Reputation: 1671
In our WPF application, we must create a Word document and open it automatically.
Today we ask the user to specify the file name and location BEFORE we create the document and them open the file using the Process.Start method.
Now, I want to create the Word document in memory stream, open it and eventually, when the user decides to save the document in Microsoft Word, he will have to specify the location and name. So I will not be using the SaveFileDialog in my app.
This is similar to when you start Microsoft Word. A default document is created and when you click save, you will guided to the "save as" function.
How can I do that?
Upvotes: 5
Views: 12046
Reputation: 121649
Just programmatically create a new Word document using the standard Microsoft.Interop.Word .Net namespace:
Note that you might need to install MS-Office to do this.
Note, too, that your application can display it's own "Save As" dialog (or, for that matter, could just use a hard-coded path) independent of Word. Your program chooses the path - and your program writes the Word document object if/when it's ready.
Finally, here's an alternative, open source library, DocX:
http://www.codeproject.com/Articles/660478/Csharp-Create-and-Manipulate-Word-Documents-Progra
How to: Open a word processing document from a stream (Open XML SDK)
ADDENDUM:
Thank you for your clarification:
You're using the OpenXML SDK (as an alternative to .Net Interop or DocX libraries I mentioned above). You've already created an in-memory document object.
Now you want the user to be able to open the document object in Word (presumably to review it), before saving it (to a filename of his/her own choosing).
You can't (easily) do that :)
One option, suggested by sovemp above:
a.
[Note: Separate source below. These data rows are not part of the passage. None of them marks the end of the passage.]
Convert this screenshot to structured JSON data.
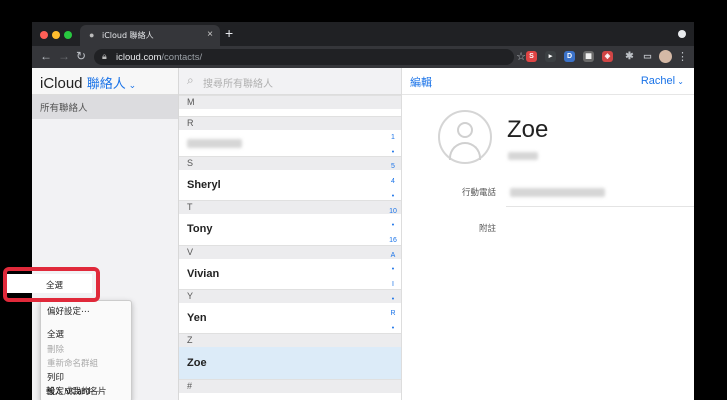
{
  "browser": {
    "tab_title": "iCloud 聯絡人",
    "url_host": "icloud.com",
    "url_path": "/contacts/",
    "extensions": [
      {
        "name": "s-extension-icon",
        "letter": "S",
        "color": "#e04444"
      },
      {
        "name": "play-extension-icon",
        "letter": "▸",
        "color": "#3c4043"
      },
      {
        "name": "d-extension-icon",
        "letter": "D",
        "color": "#3b72c9"
      },
      {
        "name": "grid-extension-icon",
        "letter": "▦",
        "color": "#6a6a6a"
      },
      {
        "name": "shield-extension-icon",
        "letter": "◈",
        "color": "#d04545"
      }
    ]
  },
  "sidebar": {
    "title": "iCloud",
    "title_accent": "聯絡人",
    "group": "所有聯絡人"
  },
  "menu": {
    "items": [
      {
        "label": "偏好設定⋯",
        "dim": false
      },
      {
        "label": "全選",
        "dim": false
      },
      {
        "label": "刪除",
        "dim": true
      },
      {
        "label": "重新命名群組",
        "dim": true
      },
      {
        "label": "列印",
        "dim": false
      },
      {
        "label": "設定成我的名片",
        "dim": false
      },
      {
        "label": "輸入 vCard⋯",
        "dim": false
      }
    ]
  },
  "list": {
    "search_placeholder": "搜尋所有聯絡人",
    "sections": [
      {
        "letter": "M"
      },
      {
        "letter": "R"
      },
      {
        "letter": "S"
      },
      {
        "letter": "T"
      },
      {
        "letter": "V"
      },
      {
        "letter": "Y"
      },
      {
        "letter": "Z"
      },
      {
        "letter": "#"
      }
    ],
    "contacts": [
      {
        "name": ""
      },
      {
        "name": "Sheryl"
      },
      {
        "name": "Tony"
      },
      {
        "name": "Vivian"
      },
      {
        "name": "Yen"
      },
      {
        "name": "Zoe"
      }
    ],
    "index": [
      "1",
      "•",
      "5",
      "4",
      "•",
      "10",
      "•",
      "16",
      "A",
      "•",
      "I",
      "•",
      "R",
      "•"
    ]
  },
  "detail": {
    "edit_label": "編輯",
    "user_label": "Rachel",
    "name": "Zoe",
    "field_phone_label": "行動電話",
    "field_note_label": "附註"
  }
}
OpenXML writes to a temp file (so it can be opened in Word)
b. Make the temp file read-only (to force the user to do an explicit "Save As")
c. Use .Net Process.Start() to invoke MSWord (specifying your temp file in your command line).
Another option might be to use a "Preview Handler":
Still another option might be to serve the memory stream in a web browser, using HTTP ContentType "application/msword" (for example)
Finally, if all you want is for the user to specify a filename (if "preview" isn't essential), you can always pop up your own "Save as" dialog and write document to disk directly from OpenXML.
Upvotes: 2
Reputation: 1413
I don't think you can do this purely on the memory stream. However, I would save the memory stream to a temporary file, by saving to the Temp folder or AppData\temp or something like that with a randomly-generated name, and then mark that file as read-only. Then open word on that file (with System.Diagnostics.Process or however you are doing it), and since it is read-only, it will ask the user to save changes when they exit.